Zacks.com releases the latest Analyst Interview. Today’s interview is with senior analyst Matthew Thurmond, who discusses Peabody Coal (NYSE: BTU), Arch Coal (NYSE: ACI), Consol (NYSE: CNX), Penn Virginia (NYSE: PVR) and Natural Resource Partners (NYSE: NRP).
A synopsis of today’s Analyst Interview is presented below. The full article can be read at http://at.zacks.com/?id=2678.
How has your coal coverage been performing lately?
Considering the pricing problems just mentioned, results have been poor. Peabody Coal (NYSE: BTU) reported second quarter earnings yesterday and missed consensus estimates by $0.07 per share. The company has experienced operational problems two of its key areas: the Powder River Basin and Australia. My third largest miner, Arch Coal (NYSE: ACI) reported results on Monday which fell slightly short of consensus by $0.01. Arch had its own operational problems during the quarter which led to higher operating expenses. It is notable that both Peabody and Arch have lowered full year production and EPS guidance. A portion of the production shortfall will come from voluntary cuts as the miners attempt to scale back during this period of weak demand.
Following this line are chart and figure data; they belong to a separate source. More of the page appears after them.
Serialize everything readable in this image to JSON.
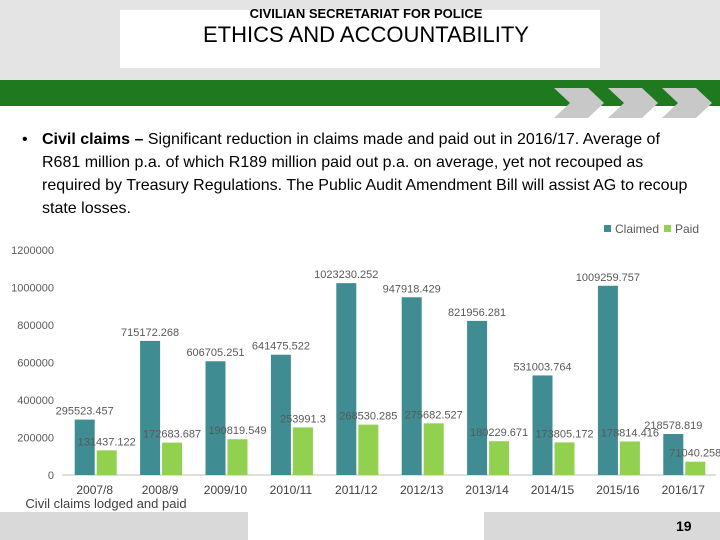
{
  "slide": {
    "title": "ETHICS AND ACCOUNTABILITY",
    "bullet_char": "•",
    "bullet_bold": "Civil claims – ",
    "bullet_text": "Significant reduction in claims made and paid out in 2016/17. Average of R681 million p.a. of which R189 million paid out p.a. on average, yet not recouped as required by Treasury Regulations. The Public Audit Amendment Bill will assist AG to recoup state losses.",
    "footer": "CIVILIAN SECRETARIAT FOR POLICE",
    "page_number": "19"
  },
  "colors": {
    "header_band": "#e4e4e4",
    "green_band": "#1f7a1f",
    "claimed": "#3f8c92",
    "paid": "#92d050"
  },
  "icons": [
    "chevron-right-icon",
    "chevron-right-icon",
    "chevron-right-icon"
  ],
  "chart_data": {
    "type": "bar",
    "title": "",
    "xlabel": "Civil claims lodged and paid",
    "ylabel": "",
    "categories": [
      "2007/8",
      "2008/9",
      "2009/10",
      "2010/11",
      "2011/12",
      "2012/13",
      "2013/14",
      "2014/15",
      "2015/16",
      "2016/17"
    ],
    "series": [
      {
        "name": "Claimed",
        "values": [
          295523.457,
          715172.268,
          606705.251,
          641475.522,
          1023230.252,
          947918.429,
          821956.281,
          531003.764,
          1009259.757,
          218578.819
        ],
        "labels": [
          "295523.457",
          "715172.268",
          "606705.251",
          "641475.522",
          "1023230.252",
          "947918.429",
          "821956.281",
          "531003.764",
          "1009259.757",
          "218578.819"
        ]
      },
      {
        "name": "Paid",
        "values": [
          131437.122,
          172683.687,
          190819.549,
          253991.3,
          268530.285,
          275682.527,
          180229.671,
          173805.172,
          178814.416,
          71040.258
        ],
        "labels": [
          "131437.122",
          "172683.687",
          "190819.549",
          "253991.3",
          "268530.285",
          "275682.527",
          "180229.671",
          "173805.172",
          "178814.416",
          "71040.258"
        ]
      }
    ],
    "ylim": [
      0,
      1200000
    ],
    "yticks": [
      "0",
      "200000",
      "400000",
      "600000",
      "800000",
      "1000000",
      "1200000"
    ],
    "legend": "top-right",
    "grid": false
  }
}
Do you have a favorite Buy recommendation in the coal group?
No. Not at this point. Two of the three miners I cover are “Hold” rated: Peabody and Arch. I see continued headwinds going forward and think the stocks are fairly priced. The other miner I cover, Consol (NYSE: CNX), is rated a “Sell.” The stock has run up 30% year-to-date and I am advising investors to take profits.
Aside from miners, I cover two MLP’s in the coal sector. These are yield vehicles that are set up as partnerships and generate most of their income through royalty fees charged to miners. Currently, I have a “Hold” on Penn Virginia (NYSE: PVR) and a “Sell” on Natural Resource Partners (NYSE: NRP). Natural Resource Partners is another case where there has been a big move so far this year and I advise investors to wait for better pricing.